If we deny our fear, we minimize our courage.

If we deny our greed, we also reduce our generosity.

When we suppress any feeling or impulse, we deny its polar opposite.

Our full magnitude is more than most of us can ever imagine.

Our shadows exist to teach us, guide us

 and give us the blessing of our entire selves.”

–Debbie Ford, author of The Dark Side of The Light Chasers

 

We are constantly bombarded with images of perfection and ‘beauty’.   But so often the images are just that – images - something insubstantial and empty about our modern day comprehension of what is attractive.   Something ultimately fake and manipulative about what we nowadays are sold as ‘beautiful’.

 

“Natural beauty is essentially temporary and sad;

hence the impression of obscene mockery which artificial flowers give us”

– John Updike

 

If beauty is, as my friend maintains, the twin sister to ugliness, then what I see in the dark shadows is beyond superficial prettiness and is as valid as the more acceptable beauty of a beach scene.

 

True beauty and ugliness are compelling.   We have a morbid fascination with death and horror.   There is an accident on the road and everyone slows down to see…. It seems that horror films – a genre that reflects our inner shadow – are more and more popular.   Society’s obsession with pretty things is balanced by the ugliness portrayed in these films.   This inner shadow, as Jung said, is our dark aspect– that we are usually afraid of – and so, we suppress or project out onto people or situations, that unexpressed self.

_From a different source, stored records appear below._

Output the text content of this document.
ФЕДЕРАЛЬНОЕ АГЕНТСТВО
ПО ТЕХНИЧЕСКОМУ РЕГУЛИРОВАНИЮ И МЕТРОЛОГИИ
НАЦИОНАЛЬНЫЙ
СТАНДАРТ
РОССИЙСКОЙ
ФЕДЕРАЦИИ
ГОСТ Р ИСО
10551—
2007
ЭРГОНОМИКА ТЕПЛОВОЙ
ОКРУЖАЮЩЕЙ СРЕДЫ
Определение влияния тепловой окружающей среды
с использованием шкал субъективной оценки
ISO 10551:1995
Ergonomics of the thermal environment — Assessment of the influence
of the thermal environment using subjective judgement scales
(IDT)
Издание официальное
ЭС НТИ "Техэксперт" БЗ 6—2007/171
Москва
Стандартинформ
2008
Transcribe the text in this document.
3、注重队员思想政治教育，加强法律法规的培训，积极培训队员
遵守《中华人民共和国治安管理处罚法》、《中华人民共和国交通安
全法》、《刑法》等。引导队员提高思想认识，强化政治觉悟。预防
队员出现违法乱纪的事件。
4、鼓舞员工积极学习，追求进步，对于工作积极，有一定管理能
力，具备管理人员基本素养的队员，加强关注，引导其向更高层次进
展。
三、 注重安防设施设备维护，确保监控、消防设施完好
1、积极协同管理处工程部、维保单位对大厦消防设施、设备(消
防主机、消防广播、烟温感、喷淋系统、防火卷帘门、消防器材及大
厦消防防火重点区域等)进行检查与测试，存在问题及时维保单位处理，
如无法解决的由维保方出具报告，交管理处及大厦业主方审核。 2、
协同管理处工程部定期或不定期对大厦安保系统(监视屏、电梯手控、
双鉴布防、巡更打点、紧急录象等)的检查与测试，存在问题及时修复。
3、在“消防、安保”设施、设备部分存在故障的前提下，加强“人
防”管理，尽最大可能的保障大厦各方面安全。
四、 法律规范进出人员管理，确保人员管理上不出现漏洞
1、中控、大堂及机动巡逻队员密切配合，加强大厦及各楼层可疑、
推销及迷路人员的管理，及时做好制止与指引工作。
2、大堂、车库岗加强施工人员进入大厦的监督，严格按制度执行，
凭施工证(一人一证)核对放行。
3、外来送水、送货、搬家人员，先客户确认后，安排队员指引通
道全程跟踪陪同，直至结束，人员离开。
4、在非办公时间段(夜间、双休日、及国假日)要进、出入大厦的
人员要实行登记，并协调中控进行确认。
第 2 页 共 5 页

Watching a scary film is a ‘safe’ place for us to experience our inner shadow without actually ‘owning’ it!

 

In other films, for example ‘300’, the hideous adventure of war, is portrayed with a breathtaking beauty.   In this case, the use of aesthetics creates a sense that war and death for one’s country is noble and beautiful.



“An artist is an artist only because of his exquisite sense of beauty,

a sense which shows him intoxicating pleasures,

but which at the same time implies and contains

an equally exquisite sense of all deformities and all disproportion.”
Pierre Charles Baudleaire

 

Lucien Freud (b.1922) and Francis Bacon (1909–1992) are two British artists whose work cuts lines between beauty and ugliness

 

Freud’s work is figurative. He mainly paints portraits of friends.   The portraits are gripping by their almost gross close and analytical execution.   Freud explores the flesh of his subject like it is just that, flesh, not human.   There is something grotesque about the frank treatment of the paint and colour of the skin.   He is bold and unsympathetic.   Yet these are very real paintings of these people and there is something in his analytical, dispassionate treatment of his subjects that is stunningly beautiful.   And absolutely compelling.

 

Francis Bacon’s work IS disturbing, the distortion of his subjects are quite horrific.   One has a sense of being dropped into the darkest part of someone’s deepest unconscious and chaotic mind—a place on the cusp of insanity.   I think his paintings are beautiful in their brutal sensitivity.   The colours and dramatic interpretation of the essence of human psyche is striking in its disturbing truth.   As Nietzsche said “You must have chaos within you to give birth to a dancing star”.   Bacon’s expression of that chaos is sublime.

 

This intriguing topic of the many different ways the world’s realities hold images of what is ‘beautiful’ and what is ‘ugly’, what is ‘positive’ and what is ‘negative’, will be explored in an art show titled Ecstatic Shadows on Friday evening, May 18th.   Five Grand Bahama artists—Dr. Kevin Bethel, Fred Smith, Loryn Blower, Omar Smith, and myself, Susan Moir Mackay—will offer our unique interpretations examining the unexplored beauty in life.   Held at Freeport Art Centre at the RND plaza, the show will present a variety of work on this theme, ranging from direct unconscious expression, the apparent insanity of the dream state, to a cynical look at the hidden, shadow aspects of society, and an individual’s personal journey through both shadow and light.

 

I hope you will join us on May 18th at the Freeport Art Center, from 5:30 to 8:30 pm, as we explore and celebrate the many perspectives of our “Ecstatic Shadows”.